2015.11.26(木)

小犬陛下と饅頭屋 3ー1

《運命の糸を辿って》


「窓よし!」
「火元よし!」
「戸口の鍵もよし!」

夕鈴は丁寧に戸締りの確認をすると、几鍔に頼まれた差し入れが入った折を抱えて店を後にした。


大通りの端辺りから一本奥にある通り。
そこは余り人がいない倉庫等の多い区間だ。
自警を買って出た几鍔の子分達は、そんな人通りの少ない所を中心に、商店が並んでいる区全体を見廻っている。

この辺で受け渡す話だったんだけど…。

大通りと奥の通りの境目で暫く待って居たが、まばらに人はいるものの近くに几鍔の子分達の姿がない。

夕鈴はキョロキョロと辺りを見渡した。
その時。

「ーーー」

何処かで何人かの男が喚くような声が聞こえて来た。
意識して聞いてみると、どうも通りの路地裏が騒がしい。

もしかして、子分達…?
怪しい人物を見つけたのかしら…。

普段は几鍔に危ないから近づくなと止められている場所だが、本当に子分達が怪しい人物を捕まえたのなら几鍔に報せに行った方が良いかもしれない。
そう思い、こっそり覗くとやはり其処には几鍔の子分達の姿が。

誰かを数人で囲み、なにやら問い詰めている様だ。

「だから、何処から来たんだって言ってんだろーが!」
「えー。
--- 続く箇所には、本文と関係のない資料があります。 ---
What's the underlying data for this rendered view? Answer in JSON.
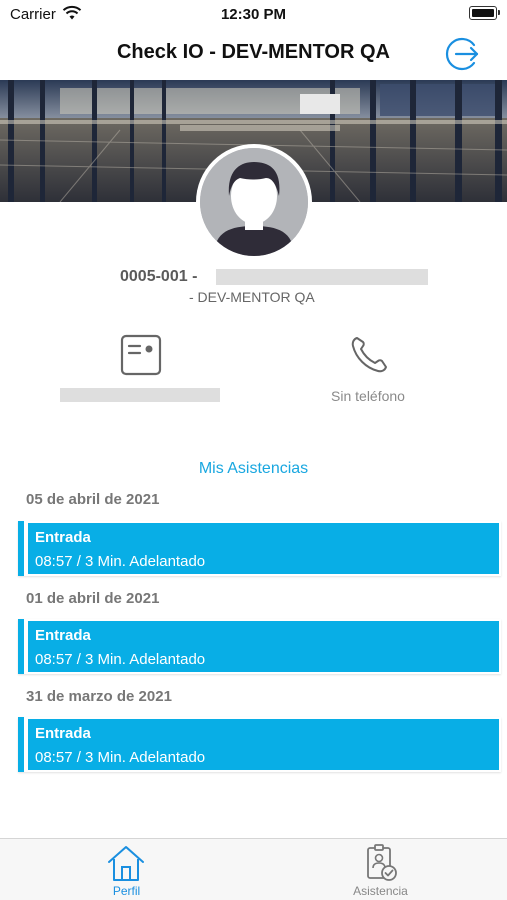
{
  "status_bar": {
    "carrier": "Carrier",
    "time": "12:30 PM"
  },
  "nav": {
    "title": "Check IO - DEV-MENTOR QA",
    "logout_icon": "logout-icon"
  },
  "profile": {
    "code": "0005-001 -",
    "company": "- DEV-MENTOR QA"
  },
  "info": {
    "phone_label": "Sin teléfono",
    "id_icon": "id-card-icon",
    "phone_icon": "phone-icon"
  },
  "attendance": {
    "title": "Mis Asistencias",
    "days": [
      {
        "date": "05 de abril de  2021",
        "records": [
          {
            "type": "Entrada",
            "detail": "08:57 / 3 Min. Adelantado"
          }
        ]
      },
      {
        "date": "01 de abril de  2021",
        "records": [
          {
            "type": "Entrada",
            "detail": "08:57 / 3 Min. Adelantado"
          }
        ]
      },
      {
        "date": "31 de marzo de  2021",
        "records": [
          {
            "type": "Entrada",
            "detail": "08:57 / 3 Min. Adelantado"
          }
        ]
      }
    ]
  },
  "tabs": [
    {
      "label": "Perfil",
      "icon": "home-icon",
      "selected": true
    },
    {
      "label": "Asistencia",
      "icon": "badge-check-icon",
      "selected": false
    }
  ],
  "colors": {
    "accent": "#08aee6",
    "title_accent": "#19a7e0",
    "tab_active": "#1a8fe0"
  }
}
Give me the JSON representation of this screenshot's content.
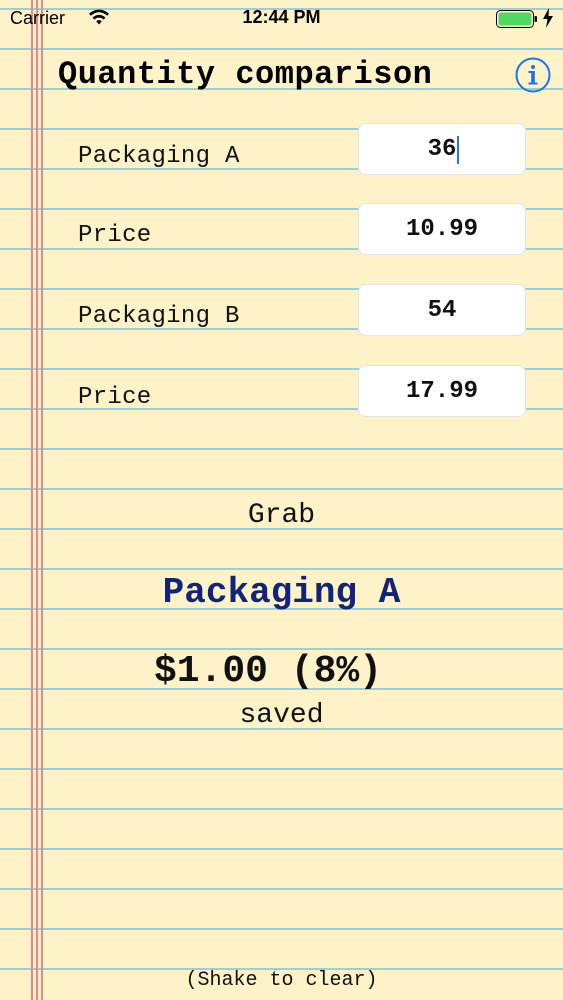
{
  "status_bar": {
    "carrier": "Carrier",
    "time": "12:44 PM",
    "battery_color": "#4cd964"
  },
  "header": {
    "title": "Quantity comparison",
    "info_icon": "info-icon",
    "accent_color": "#1a73e8"
  },
  "form": {
    "packaging_a_label": "Packaging A",
    "packaging_a_value": "36",
    "price_a_label": "Price",
    "price_a_value": "10.99",
    "packaging_b_label": "Packaging B",
    "packaging_b_value": "54",
    "price_b_label": "Price",
    "price_b_value": "17.99"
  },
  "result": {
    "grab": "Grab",
    "package": "Packaging A",
    "savings": "$1.00 (8%)",
    "saved": "saved",
    "package_color": "#12237a"
  },
  "footer": {
    "hint": "(Shake to clear)"
  }
}
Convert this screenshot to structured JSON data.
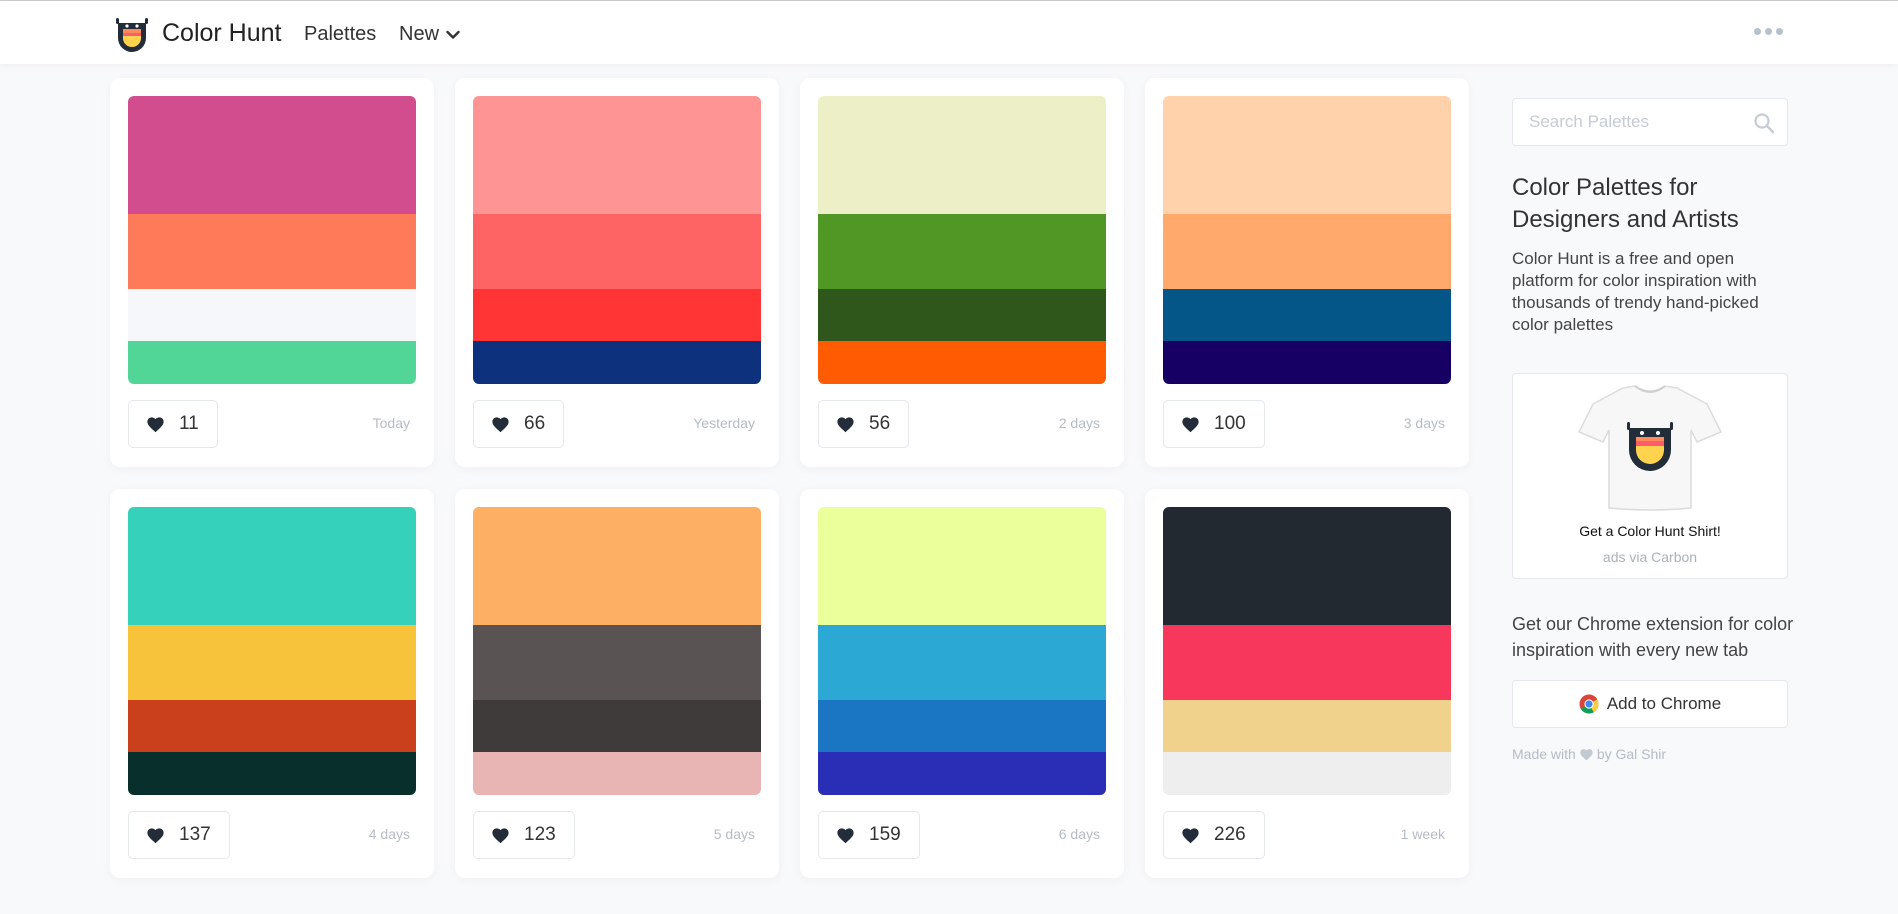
{
  "header": {
    "brand": "Color Hunt",
    "nav": {
      "palettes": "Palettes",
      "new": "New"
    },
    "more_icon": "more-dots-icon"
  },
  "palettes": [
    {
      "colors": [
        "#d24d8e",
        "#ff7a59",
        "#f6f7fb",
        "#52d698"
      ],
      "likes": "11",
      "date": "Today"
    },
    {
      "colors": [
        "#ff9494",
        "#ff6464",
        "#ff3434",
        "#0d317d"
      ],
      "likes": "66",
      "date": "Yesterday"
    },
    {
      "colors": [
        "#edefc6",
        "#519725",
        "#2f571c",
        "#fe5b02"
      ],
      "likes": "56",
      "date": "2 days"
    },
    {
      "colors": [
        "#ffd2ac",
        "#ffa96c",
        "#035687",
        "#160064"
      ],
      "likes": "100",
      "date": "3 days"
    },
    {
      "colors": [
        "#36d1bb",
        "#f6c33b",
        "#ca401c",
        "#082f2b"
      ],
      "likes": "137",
      "date": "4 days"
    },
    {
      "colors": [
        "#fdaf63",
        "#595353",
        "#403b3b",
        "#e8b4b4"
      ],
      "likes": "123",
      "date": "5 days"
    },
    {
      "colors": [
        "#ebff9b",
        "#2ba8d3",
        "#1a75c3",
        "#2a2db6"
      ],
      "likes": "159",
      "date": "6 days"
    },
    {
      "colors": [
        "#232931",
        "#f7375b",
        "#f0d28c",
        "#eeeeee"
      ],
      "likes": "226",
      "date": "1 week"
    }
  ],
  "sidebar": {
    "search_placeholder": "Search Palettes",
    "title": "Color Palettes for Designers and Artists",
    "description": "Color Hunt is a free and open platform for color inspiration with thousands of trendy hand-picked color palettes",
    "ad_title": "Get a Color Hunt Shirt!",
    "ad_via": "ads via Carbon",
    "chrome_text": "Get our Chrome extension for color inspiration with every new tab",
    "chrome_button": "Add to Chrome",
    "made_prefix": "Made with",
    "made_suffix": "by Gal Shir"
  },
  "colors": {
    "heart": "#232c39",
    "muted_text": "#b5bcc5",
    "border": "#e4e7eb"
  }
}
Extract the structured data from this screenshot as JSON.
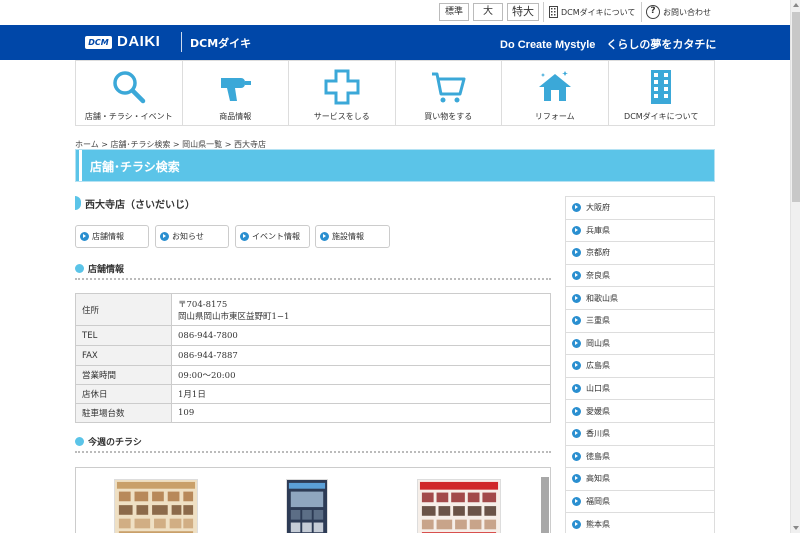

何で言わなくちゃいけないのかな?」
「お前が怪しいからに決まってんだろうっ!?」
「うーん、そんなに怪しいかなあ?」


……。

何だかイマイチ状況が解ってないのか、のんきに絡まれてる人ね〜…。


几鍔の子分達が囲んでいる怪しい長身の人物。
深くフードを被っているが、眼鏡や外套、裾からちらりと見える服の色。どれも見覚えがある。

そしてあのにこやかな口元…。


っていうかアレ、さっきのお客さんじゃないっ!?

夕鈴はそう思うと同時に勢い良く飛び出すと、男達の前に立ちはだかった。